August: Women take control

This is a good month for women to check the discounts available to them through different insurers and to review their budget. If you are in a relationship, it is important for both partners to be fully aware of their finances. Don’t leave everything to your husband. “Too many financial advisers are faced with widows who don’t have the first idea of how their own household finances are run, where money is invested or even where to pay basic accounts,” Mothoagae says. Don’t make the mistake of thinking that housewives don’t need life assurance because they have no income. If you have children, you need to factor in the cost of aftercare, in the event of your wife’s death.

September: Spring clean

Use the positive spring energy to spring clean your clutter and get your admin filed and sorted.Most schools now require a term’s notice if you wish to change schools. So, if your child is going to be attending a different school in 2015, now is the time to hand notice to their current school so that you avoid forfeiting a term’s fees.

October: Review your medical scheme

The increases that medical aid schemes release at this time of year are average percentages across different benefits. Find out what the increase will be for your particular benefit option and then assess whether you want to change options or even medical schemes in the year ahead. Compare your medical needs with the benefits you can receive and the premium you are expected to pay for those benefits.

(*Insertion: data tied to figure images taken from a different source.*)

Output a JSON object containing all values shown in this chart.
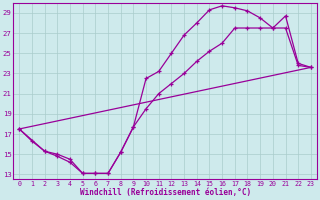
{
  "xlabel": "Windchill (Refroidissement éolien,°C)",
  "bg_color": "#ceeaec",
  "line_color": "#990099",
  "grid_color": "#aacccc",
  "xlim": [
    -0.5,
    23.5
  ],
  "ylim": [
    12.5,
    30.0
  ],
  "xticks": [
    0,
    1,
    2,
    3,
    4,
    5,
    6,
    7,
    8,
    9,
    10,
    11,
    12,
    13,
    14,
    15,
    16,
    17,
    18,
    19,
    20,
    21,
    22,
    23
  ],
  "yticks": [
    13,
    15,
    17,
    19,
    21,
    23,
    25,
    27,
    29
  ],
  "line1_x": [
    0,
    1,
    2,
    3,
    4,
    5,
    6,
    7,
    8,
    9,
    10,
    11,
    12,
    13,
    14,
    15,
    16,
    17,
    18,
    19,
    20,
    21,
    22,
    23
  ],
  "line1_y": [
    17.5,
    16.3,
    15.3,
    14.8,
    14.2,
    13.1,
    13.1,
    13.1,
    15.2,
    17.7,
    22.5,
    23.2,
    25.0,
    26.8,
    28.0,
    29.3,
    29.7,
    29.5,
    29.2,
    28.5,
    27.5,
    28.7,
    24.0,
    23.6
  ],
  "line2_x": [
    0,
    2,
    3,
    4,
    5,
    6,
    7,
    8,
    9,
    10,
    11,
    12,
    13,
    14,
    15,
    16,
    17,
    18,
    19,
    20,
    21,
    22,
    23
  ],
  "line2_y": [
    17.5,
    15.3,
    15.0,
    14.5,
    13.1,
    13.1,
    13.1,
    15.2,
    17.7,
    19.5,
    21.0,
    22.0,
    23.0,
    24.2,
    25.2,
    26.0,
    27.5,
    27.5,
    27.5,
    27.5,
    27.5,
    23.8,
    23.6
  ],
  "line3_x": [
    0,
    23
  ],
  "line3_y": [
    17.5,
    23.6
  ]
}
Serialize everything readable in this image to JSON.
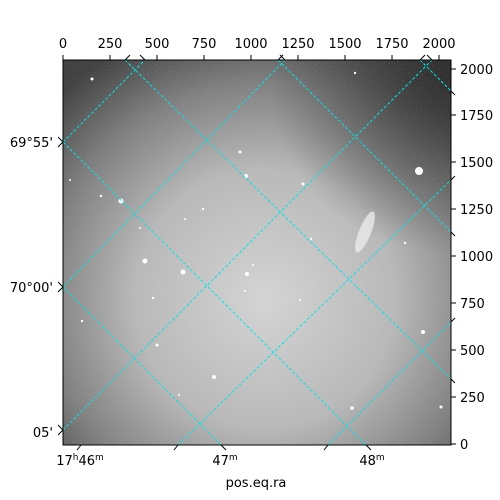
{
  "figure": {
    "xlabel": "pos.eq.ra",
    "top_ticks": [
      "0",
      "250",
      "500",
      "750",
      "1000",
      "1250",
      "1500",
      "1750",
      "2000"
    ],
    "right_ticks": [
      "0",
      "250",
      "500",
      "750",
      "1000",
      "1250",
      "1500",
      "1750",
      "2000"
    ],
    "dec_labels": [
      "69°55'",
      "70°00'",
      "05'"
    ],
    "ra_labels": [
      {
        "hm": "17",
        "hs": "h",
        "m": "46",
        "ms": "m"
      },
      {
        "hm": "47",
        "hs": "",
        "m": "",
        "ms": "m"
      },
      {
        "hm": "48",
        "hs": "",
        "m": "",
        "ms": "m"
      }
    ],
    "colors": {
      "grid": "#00e5e5",
      "frame": "#000000",
      "sky": "grayscale"
    }
  }
}
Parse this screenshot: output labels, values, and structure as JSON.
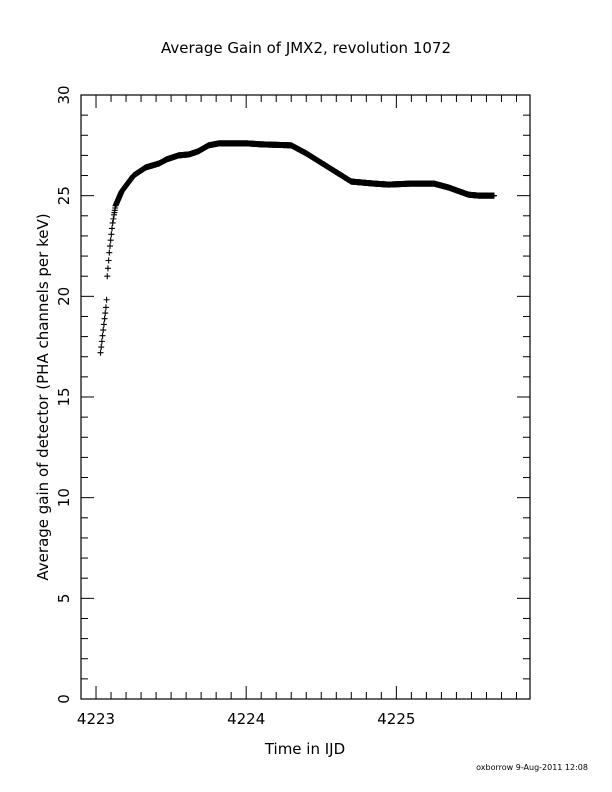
{
  "chart_data": {
    "type": "scatter",
    "title": "Average Gain of JMX2, revolution 1072",
    "xlabel": "Time in IJD",
    "ylabel": "Average gain of detector (PHA channels per keV)",
    "xlim": [
      4222.9,
      4225.89
    ],
    "ylim": [
      0,
      30
    ],
    "xticks": [
      4223,
      4224,
      4225
    ],
    "yticks": [
      0,
      5,
      10,
      15,
      20,
      25,
      30
    ],
    "x_minor_step": 0.1,
    "y_minor_step": 1,
    "marker": "plus",
    "color": "#000000",
    "series_knots": [
      [
        4223.03,
        17.2
      ],
      [
        4223.07,
        19.7
      ],
      [
        4223.075,
        21.0
      ],
      [
        4223.09,
        22.3
      ],
      [
        4223.11,
        23.6
      ],
      [
        4223.13,
        24.5
      ],
      [
        4223.17,
        25.2
      ],
      [
        4223.25,
        26.0
      ],
      [
        4223.33,
        26.4
      ],
      [
        4223.42,
        26.6
      ],
      [
        4223.47,
        26.8
      ],
      [
        4223.55,
        27.0
      ],
      [
        4223.62,
        27.05
      ],
      [
        4223.68,
        27.2
      ],
      [
        4223.75,
        27.5
      ],
      [
        4223.82,
        27.6
      ],
      [
        4224.0,
        27.6
      ],
      [
        4224.1,
        27.55
      ],
      [
        4224.3,
        27.5
      ],
      [
        4224.4,
        27.1
      ],
      [
        4224.55,
        26.4
      ],
      [
        4224.7,
        25.7
      ],
      [
        4224.85,
        25.6
      ],
      [
        4224.95,
        25.55
      ],
      [
        4225.1,
        25.6
      ],
      [
        4225.25,
        25.6
      ],
      [
        4225.35,
        25.4
      ],
      [
        4225.48,
        25.05
      ],
      [
        4225.55,
        25.0
      ],
      [
        4225.65,
        25.0
      ]
    ]
  },
  "footer": {
    "credit": "oxborrow   9-Aug-2011 12:08"
  }
}
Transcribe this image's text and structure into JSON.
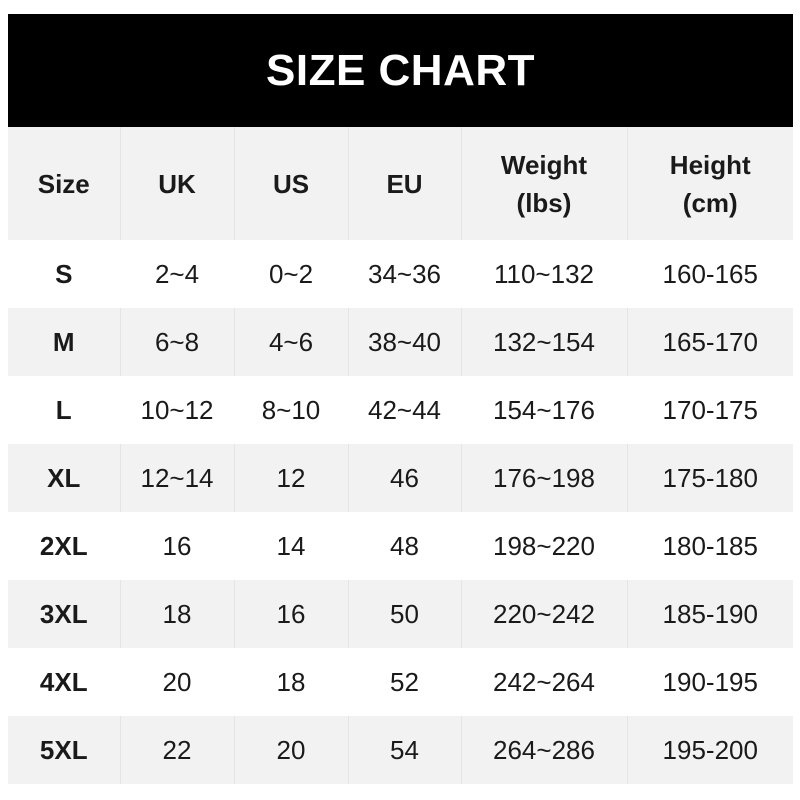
{
  "title": "SIZE CHART",
  "headers": [
    "Size",
    "UK",
    "US",
    "EU",
    "Weight\n(lbs)",
    "Height\n(cm)"
  ],
  "header_lines": {
    "weight": [
      "Weight",
      "(lbs)"
    ],
    "height": [
      "Height",
      "(cm)"
    ]
  },
  "rows": [
    [
      "S",
      "2~4",
      "0~2",
      "34~36",
      "110~132",
      "160-165"
    ],
    [
      "M",
      "6~8",
      "4~6",
      "38~40",
      "132~154",
      "165-170"
    ],
    [
      "L",
      "10~12",
      "8~10",
      "42~44",
      "154~176",
      "170-175"
    ],
    [
      "XL",
      "12~14",
      "12",
      "46",
      "176~198",
      "175-180"
    ],
    [
      "2XL",
      "16",
      "14",
      "48",
      "198~220",
      "180-185"
    ],
    [
      "3XL",
      "18",
      "16",
      "50",
      "220~242",
      "185-190"
    ],
    [
      "4XL",
      "20",
      "18",
      "52",
      "242~264",
      "190-195"
    ],
    [
      "5XL",
      "22",
      "20",
      "54",
      "264~286",
      "195-200"
    ]
  ],
  "colors": {
    "title_bg": "#000000",
    "title_text": "#ffffff",
    "stripe": "#f2f2f2",
    "text": "#1a1a1a"
  }
}
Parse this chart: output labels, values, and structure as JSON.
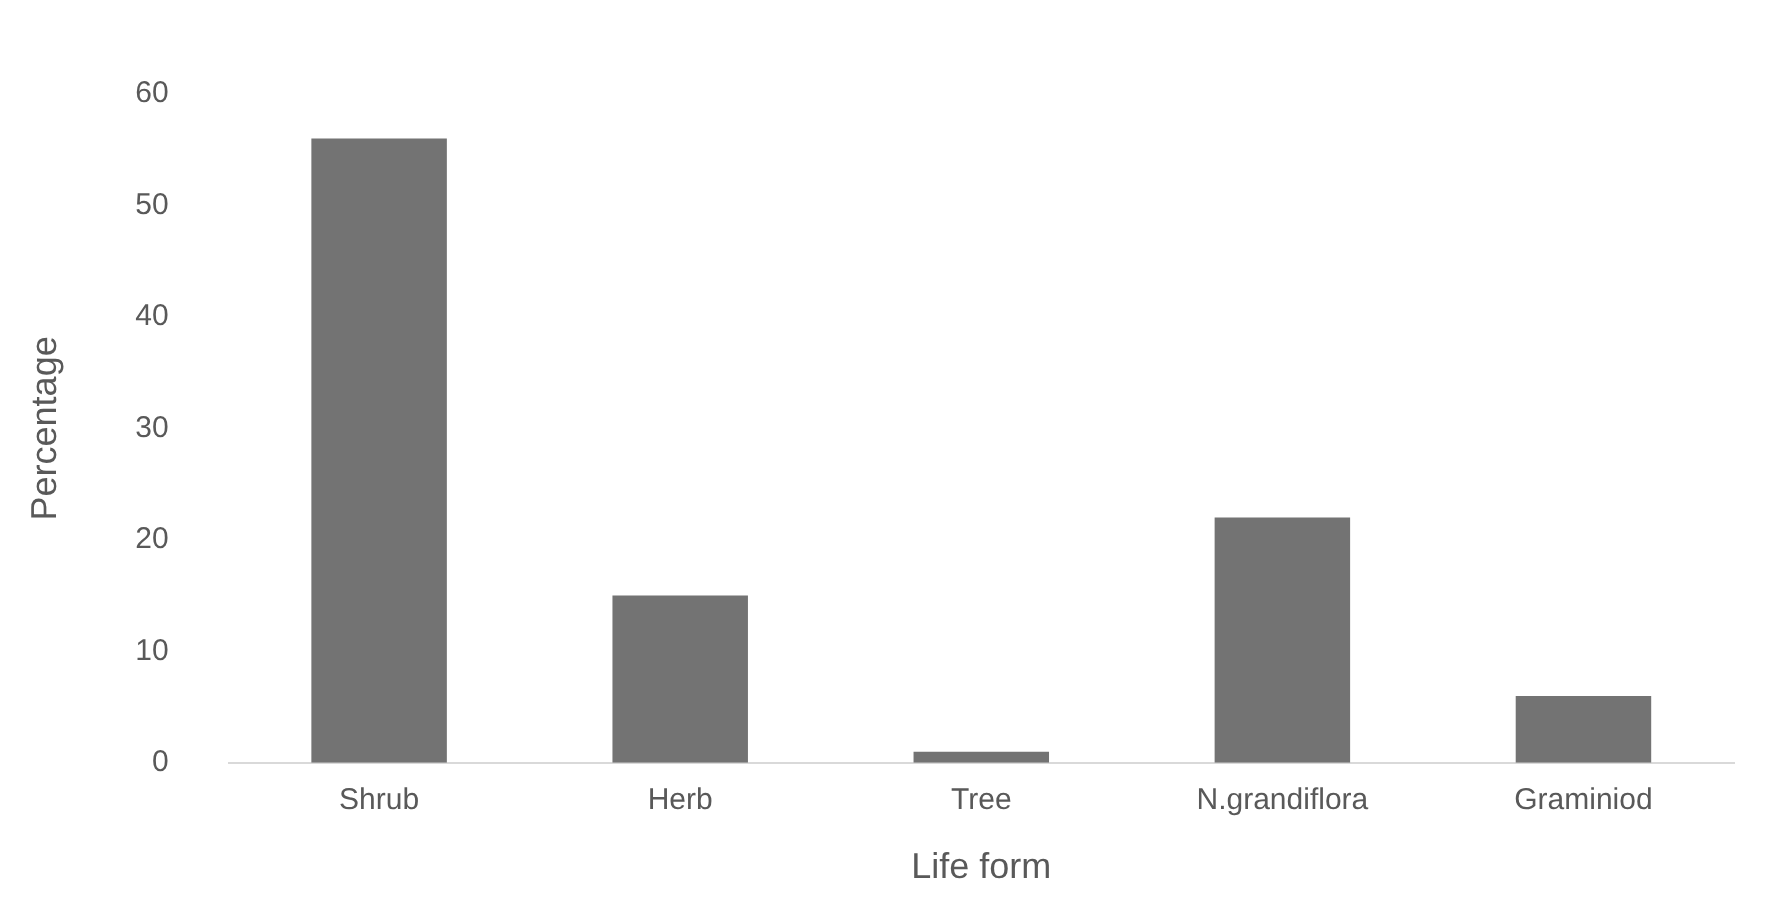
{
  "chart_data": {
    "type": "bar",
    "xlabel": "Life form",
    "ylabel": "Percentage",
    "categories": [
      "Shrub",
      "Herb",
      "Tree",
      "N.grandiflora",
      "Graminiod"
    ],
    "values": [
      56,
      15,
      1,
      22,
      6
    ],
    "color": "#737373",
    "ylim": [
      0,
      60
    ],
    "yticks": [
      0,
      10,
      20,
      30,
      40,
      50,
      60
    ],
    "grid": false,
    "legend": false
  }
}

November: Don’t blow the windfall

This is the time to plan how you are going to spend your December bonus or tax refund– before you get it. You could make a lump sum payment into your home loan so that you can pay it off sooner rather than later, and save interest. Or you could put your bonus towards annual costs such as school fees, a major car service or home renovations. Whatever you do, make sure you have a plan so that you don’t blow the money in a frenzy of spending.

December: Be prepared

Possibly the hardest time of year for even disciplined savers, the festive season is a smorgasbord of temptation for spenders. Curb your impulsive spending habits and stick to your budget. “Don’t forget that you still have to pay debit orders in December and account for them before you spend any money. Remember too that it is a long way to your January payday and after all the parties are over and the visitors have left, you still need to buy groceries and pay for electricity among other regular costs,” cautions Mothoagae. If you can afford to, arrange with your creditors to take your January instalments or premiums in December so that you have some breathing space at the end of January.